TikTok, a social media platform owned by Beijing-based ByteDance, has been aggressively poaching younger users from American social media companies such as Meta and Snapchat, and American tech titans are exploring its growth.
At this year’s Code Conference, which TikTok did not attend, Snap CEO Evan Spiegel praised TikTok’s investment strategy, but also blamed the same investment strategy for the challenges facing Google, Apple, Meta, and Snap. He vowed that Snap would compete with TikTok by continuing to focus on connecting with family and friends rather than strangers – a strategy he attributes to Snap’s success.
“The reason why this has been so challenging for companies to respond to in the United States, but also around the world, is the scale of TikTok’s investment.
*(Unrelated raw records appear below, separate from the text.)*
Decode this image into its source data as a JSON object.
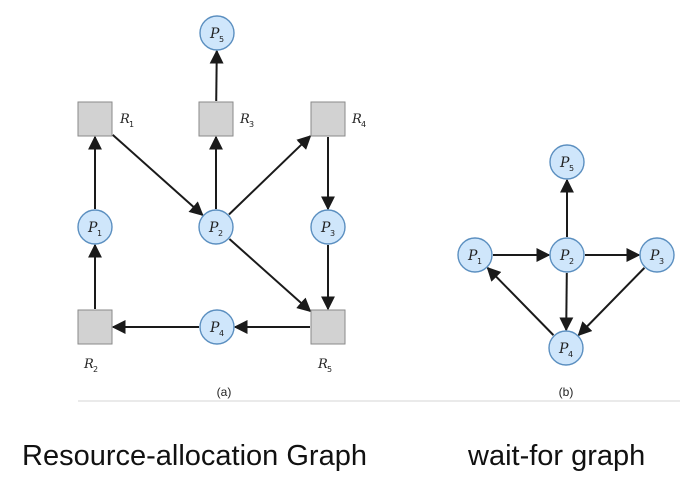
{
  "diagram_a": {
    "caption": "(a)",
    "processes": [
      {
        "id": "P5",
        "name": "P",
        "sub": "5"
      },
      {
        "id": "P1",
        "name": "P",
        "sub": "1"
      },
      {
        "id": "P2",
        "name": "P",
        "sub": "2"
      },
      {
        "id": "P3",
        "name": "P",
        "sub": "3"
      },
      {
        "id": "P4",
        "name": "P",
        "sub": "4"
      }
    ],
    "resources": [
      {
        "id": "R1",
        "name": "R",
        "sub": "1"
      },
      {
        "id": "R3",
        "name": "R",
        "sub": "3"
      },
      {
        "id": "R4",
        "name": "R",
        "sub": "4"
      },
      {
        "id": "R2",
        "name": "R",
        "sub": "2"
      },
      {
        "id": "R5",
        "name": "R",
        "sub": "5"
      }
    ],
    "edges": [
      {
        "from": "R3",
        "to": "P5"
      },
      {
        "from": "P1",
        "to": "R1"
      },
      {
        "from": "R1",
        "to": "P2"
      },
      {
        "from": "P2",
        "to": "R3"
      },
      {
        "from": "P2",
        "to": "R4"
      },
      {
        "from": "R4",
        "to": "P3"
      },
      {
        "from": "P2",
        "to": "R5"
      },
      {
        "from": "P3",
        "to": "R5"
      },
      {
        "from": "R2",
        "to": "P1"
      },
      {
        "from": "R5",
        "to": "P4"
      },
      {
        "from": "P4",
        "to": "R2"
      }
    ]
  },
  "diagram_b": {
    "caption": "(b)",
    "processes": [
      {
        "id": "P5",
        "name": "P",
        "sub": "5"
      },
      {
        "id": "P1",
        "name": "P",
        "sub": "1"
      },
      {
        "id": "P2",
        "name": "P",
        "sub": "2"
      },
      {
        "id": "P3",
        "name": "P",
        "sub": "3"
      },
      {
        "id": "P4",
        "name": "P",
        "sub": "4"
      }
    ],
    "edges": [
      {
        "from": "P2",
        "to": "P5"
      },
      {
        "from": "P1",
        "to": "P2"
      },
      {
        "from": "P2",
        "to": "P3"
      },
      {
        "from": "P2",
        "to": "P4"
      },
      {
        "from": "P3",
        "to": "P4"
      },
      {
        "from": "P4",
        "to": "P1"
      }
    ]
  },
  "captions": {
    "left": "Resource-allocation Graph",
    "right": "wait-for graph"
  }
}
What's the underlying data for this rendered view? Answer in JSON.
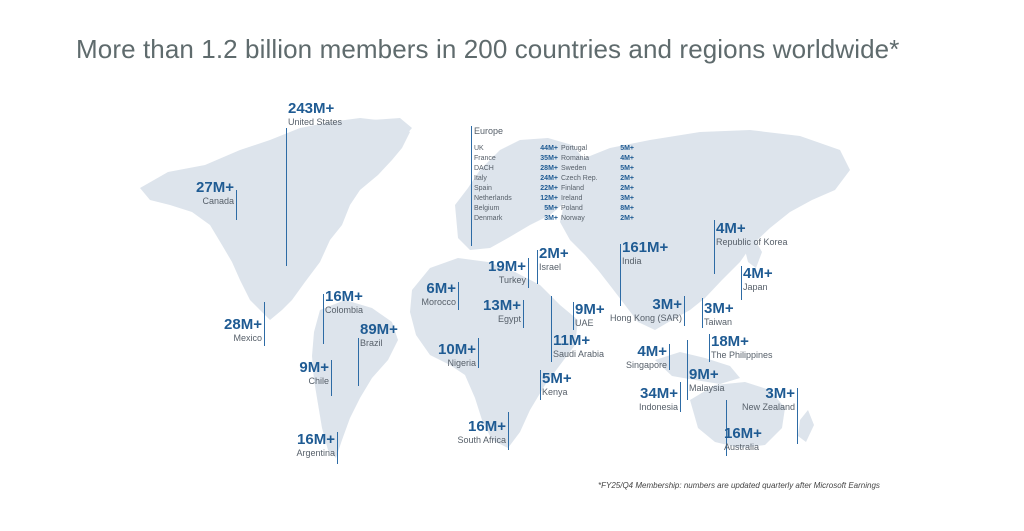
{
  "title": "More than 1.2 billion members in 200 countries and regions worldwide*",
  "footnote": "*FY25/Q4 Membership: numbers are updated quarterly after Microsoft Earnings",
  "colors": {
    "value": "#1f5b93",
    "label": "#57606a",
    "land": "#dde4ec",
    "title": "#5f6b6d"
  },
  "countries": [
    {
      "value": "243M+",
      "name": "United States"
    },
    {
      "value": "27M+",
      "name": "Canada"
    },
    {
      "value": "28M+",
      "name": "Mexico"
    },
    {
      "value": "16M+",
      "name": "Colombia"
    },
    {
      "value": "89M+",
      "name": "Brazil"
    },
    {
      "value": "9M+",
      "name": "Chile"
    },
    {
      "value": "16M+",
      "name": "Argentina"
    },
    {
      "value": "6M+",
      "name": "Morocco"
    },
    {
      "value": "19M+",
      "name": "Turkey"
    },
    {
      "value": "2M+",
      "name": "Israel"
    },
    {
      "value": "13M+",
      "name": "Egypt"
    },
    {
      "value": "10M+",
      "name": "Nigeria"
    },
    {
      "value": "9M+",
      "name": "UAE"
    },
    {
      "value": "11M+",
      "name": "Saudi Arabia"
    },
    {
      "value": "5M+",
      "name": "Kenya"
    },
    {
      "value": "16M+",
      "name": "South Africa"
    },
    {
      "value": "161M+",
      "name": "India"
    },
    {
      "value": "3M+",
      "name": "Hong Kong (SAR)"
    },
    {
      "value": "4M+",
      "name": "Singapore"
    },
    {
      "value": "34M+",
      "name": "Indonesia"
    },
    {
      "value": "9M+",
      "name": "Malaysia"
    },
    {
      "value": "3M+",
      "name": "Taiwan"
    },
    {
      "value": "18M+",
      "name": "The Philippines"
    },
    {
      "value": "4M+",
      "name": "Republic of Korea"
    },
    {
      "value": "4M+",
      "name": "Japan"
    },
    {
      "value": "3M+",
      "name": "New Zealand"
    },
    {
      "value": "16M+",
      "name": "Australia"
    }
  ],
  "europe": {
    "heading": "Europe",
    "rows": [
      {
        "name": "UK",
        "value": "44M+",
        "name2": "Portugal",
        "value2": "5M+"
      },
      {
        "name": "France",
        "value": "35M+",
        "name2": "Romania",
        "value2": "4M+"
      },
      {
        "name": "DACH",
        "value": "28M+",
        "name2": "Sweden",
        "value2": "5M+"
      },
      {
        "name": "Italy",
        "value": "24M+",
        "name2": "Czech Rep.",
        "value2": "2M+"
      },
      {
        "name": "Spain",
        "value": "22M+",
        "name2": "Finland",
        "value2": "2M+"
      },
      {
        "name": "Netherlands",
        "value": "12M+",
        "name2": "Ireland",
        "value2": "3M+"
      },
      {
        "name": "Belgium",
        "value": "5M+",
        "name2": "Poland",
        "value2": "8M+"
      },
      {
        "name": "Denmark",
        "value": "3M+",
        "name2": "Norway",
        "value2": "2M+"
      }
    ]
  }
}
What nobody had anticipated in the United States was the level of investment that ByteDance made into the U.S. market, and of course in Europe, because it was just something that was unimaginable — no startup could afford to invest billions and billions and billions of dollars in user acquisition like that around the world,” said Spiegel of Snap.
Google CEO Sundar Pichai also mentioned TikTok as one of his company’s youngest and most important competitors, particularly for YouTube. He added that “competition in tech is hyper-intense,” and that some heat, like that from TikTok, seems to have come from nowhere.
The sources for this piece include an article in Forbes.